Health & PE / Key Competencies

Managing self; relating to others; participating and contributing. Action planning as a practical application of these key competencies in real community contexts.

Tuhia ōu whakaaro · Leadership Reflection

What is the hardest part of this plan for you personally — and who in your network can help you with that? How does this plan reflect kotahitanga (unity in action) rather than individual effort?

Aronga Mātauranga Māori

In tikanga Māori, leadership action is always embedded in relationship and collective purpose. The concept of kotahitanga — unity in action — reminds us that the most effective leadership is not one person doing everything, but many people aligned toward a shared kaupapa. Youth action plans that identify support networks, delegate responsibilities, and check in regularly with the community they serve are practising kotahitanga. This is not just good project management — it is how change actually happens, and how the relationships that outlast any single project are built. Ko tōu ārahi, ko tōu taonga: your leadership is your gift — but a gift is most powerful when it serves others.

Ngā Rauemi Tautoko · Resources already provided

  • rangatiratanga-leadership-self-assessment-unit6.html — self-assessment to identify your leadership strengths and growth areas before planning
  • unit-6-guided-inquiry-project.html — researching how young people have led community change in Aotearoa
  • unit-6-vision-board-2050.html — connecting your action plan to a longer-term vision for community and Aotearoa

📋 Teacher Planning Snapshot

Ngā Whāinga Ako — Learning Intentions

Students will engage with this resource to develop their understanding of rangatiratanga as a living leadership ethic — exploring how youth can exercise mana, vision, and collective action to shape the future of Aotearoa New Zealand. This unit asks: what kind of leaders does our future need, and how do we grow them?

Ngā Paearu Angitū — Success Criteria

  • ✅ Students can articulate their own vision for Aotearoa's future and identify concrete leadership actions they can take now.
  • ✅ Students can explain how rangatiratanga — the right and capacity to lead with integrity — applies to young people in their communities.

Differentiation & Inclusion

Scaffold support: Provide vision-board templates and future-mapping frameworks for entry-level access. For students who find abstract futures thinking challenging, ground the task in a specific local issue they care about. Extend confident leaders by asking them to design and present a youth-led action proposal to a real or simulated community audience.

ELL / ESOL: Leadership vocabulary (advocacy, tino rangatiratanga, mana, collective action, vision) benefits from visual and narrative anchoring — use case studies of specific youth leaders (local and global) to make abstract concepts concrete. Allow oral presentation of vision work as an alternative to written forms.

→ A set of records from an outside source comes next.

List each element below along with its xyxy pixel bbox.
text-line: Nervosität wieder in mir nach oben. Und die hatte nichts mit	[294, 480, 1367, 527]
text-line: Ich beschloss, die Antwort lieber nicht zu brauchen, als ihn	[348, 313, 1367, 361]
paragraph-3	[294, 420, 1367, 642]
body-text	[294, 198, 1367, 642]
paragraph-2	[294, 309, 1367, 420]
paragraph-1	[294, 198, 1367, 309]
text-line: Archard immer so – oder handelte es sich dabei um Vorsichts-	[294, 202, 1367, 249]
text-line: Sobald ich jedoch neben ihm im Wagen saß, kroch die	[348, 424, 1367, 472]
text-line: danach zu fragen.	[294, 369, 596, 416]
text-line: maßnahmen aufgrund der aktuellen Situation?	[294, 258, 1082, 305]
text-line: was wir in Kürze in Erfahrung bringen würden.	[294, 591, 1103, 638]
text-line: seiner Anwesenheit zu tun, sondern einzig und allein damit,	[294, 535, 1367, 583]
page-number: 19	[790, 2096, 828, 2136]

Inclusion: Leadership looks different across cultures and personalities — affirm that quiet, relational, and behind-the-scenes leadership is as valid as public advocacy. Neurodiverse learners benefit from structured goal-setting frameworks and clear success criteria for leadership tasks. Celebrate diverse leadership strengths within the class community.

Mātauranga Māori lens: Rangatiratanga — the capacity to lead with mana and integrity — is one of the most important concepts in Te Ao Māori. A rangatira is not simply a chief but a servant-leader whose authority derives from their relationship to people and place. Kaitiakitanga frames leadership as guardianship — of land, people, and future generations. Youth rangatiratanga has a powerful history in Aotearoa: from the young Māori leaders of the early 20th century to contemporary rangatahi activists. The question is not whether rangatahi can lead — it is which challenges they will choose to address.

Prior knowledge: Students benefit from prior exposure to concepts of mana and tino rangatiratanga. No specialist knowledge required for entry-level engagement with vision and leadership tasks.